When Wenger goes, he will not be replaced by anyone like him. He will be replaced by a head coach who can fit into the new system Ivan Gazidis has built. Arsenal will hope to avoid the same transitional pains that Manchester United have faced in the last few years, switching from the old model, the power vacuum it leaves, to a new one.

Now all top teams have more disposable coaches, who are unlikely to work more than five years in one job. The closest thing to an exception is Diego Simeone, arguably himself bigger than Atletico Madrid, but even he is expected to leave at the end of his current deal in 2020. The pressures are such, at the biggest sides, that the demand for constant success and renewal means that no coach can be left as powerful again as Wenger has been.

Back in the Premier League, the average tenure of all of last season’s managers, according to the League Managers’ Association, was 2.68 years, an average dragged up by Wenger himself. The league is getting less patient, with seven dismissals last season, just down from the joint-record high of 12 from the year before. Of those dismissed managers, the average tenure was just 1.31 years.
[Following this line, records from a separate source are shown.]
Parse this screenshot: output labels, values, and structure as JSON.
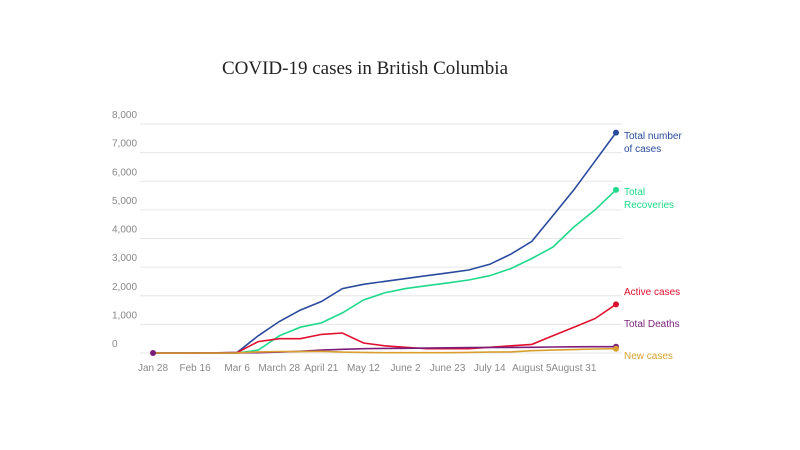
{
  "chart_data": {
    "type": "line",
    "title": "COVID-19 cases in British Columbia",
    "categories": [
      "Jan 28",
      null,
      "Feb 16",
      null,
      "Mar 6",
      null,
      "March 28",
      null,
      "April 21",
      null,
      "May 12",
      null,
      "June 2",
      null,
      "June 23",
      null,
      "July 14",
      null,
      "August 5",
      null,
      "August 31",
      null,
      null
    ],
    "series": [
      {
        "name": "Total number of cases",
        "color": "#2a4a9e",
        "values": [
          0,
          0,
          5,
          8,
          21,
          600,
          1100,
          1500,
          1800,
          2250,
          2400,
          2500,
          2600,
          2700,
          2800,
          2900,
          3100,
          3450,
          3900,
          4800,
          5700,
          6700,
          7700
        ]
      },
      {
        "name": "Total Recoveries",
        "color": "#1ed98a",
        "values": [
          0,
          0,
          0,
          0,
          0,
          100,
          600,
          900,
          1050,
          1400,
          1850,
          2100,
          2250,
          2350,
          2450,
          2550,
          2700,
          2950,
          3300,
          3700,
          4400,
          5000,
          5700
        ]
      },
      {
        "name": "Active cases",
        "color": "#e0102e",
        "values": [
          0,
          0,
          3,
          3,
          13,
          400,
          500,
          500,
          650,
          700,
          350,
          250,
          200,
          150,
          150,
          150,
          200,
          250,
          300,
          600,
          900,
          1200,
          1700
        ]
      },
      {
        "name": "Total Deaths",
        "color": "#7b1e7a",
        "values": [
          0,
          0,
          0,
          0,
          0,
          10,
          30,
          60,
          100,
          130,
          150,
          160,
          165,
          170,
          180,
          190,
          195,
          195,
          200,
          210,
          215,
          220,
          220
        ]
      },
      {
        "name": "New cases",
        "color": "#d9a030",
        "values": [
          0,
          0,
          0,
          0,
          5,
          40,
          50,
          50,
          60,
          30,
          20,
          10,
          10,
          10,
          10,
          20,
          30,
          40,
          80,
          100,
          120,
          140,
          150
        ]
      }
    ],
    "ylim": [
      0,
      8000
    ],
    "yticks": [
      0,
      {
        "value": 1000,
        "label": "1,000"
      },
      {
        "value": 2000,
        "label": "2,000"
      },
      {
        "value": 3000,
        "label": "3,000"
      },
      {
        "value": 4000,
        "label": "4,000"
      },
      {
        "value": 5000,
        "label": "5,000"
      },
      {
        "value": 6000,
        "label": "6,000"
      },
      {
        "value": 7000,
        "label": "7,000"
      },
      {
        "value": 8000,
        "label": "8,000"
      }
    ],
    "grid": true
  }
}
Even to look at the two other longest-servers, our two English Wenger equivalents, shows how far they are. Sean Dyche and Eddie Howe have both been in their jobs for just over five years. When Howe returned to Bournemouth from Burnley in October 2012, Dyche replaced him there. They have both carved out a position of almost Wengerian power at their clubs, imposing an idea about how to play and building the recruitment around that.

But how long will those two last at Burnley and Bournemouth? Both managers have attracted the attentions of other clubs. The nature of the football food chain means that smaller clubs cannot hope to keep hold of talent for long. Dyche and Howe are both level at the moment on 96 games, a mere 714 games behind. Wenger was 47 years old when he joined Arsenal, and Howe is still just 40, giving him a head start of sorts. But 811, and all at one club? It would take quite the conjunction of factors to get him there.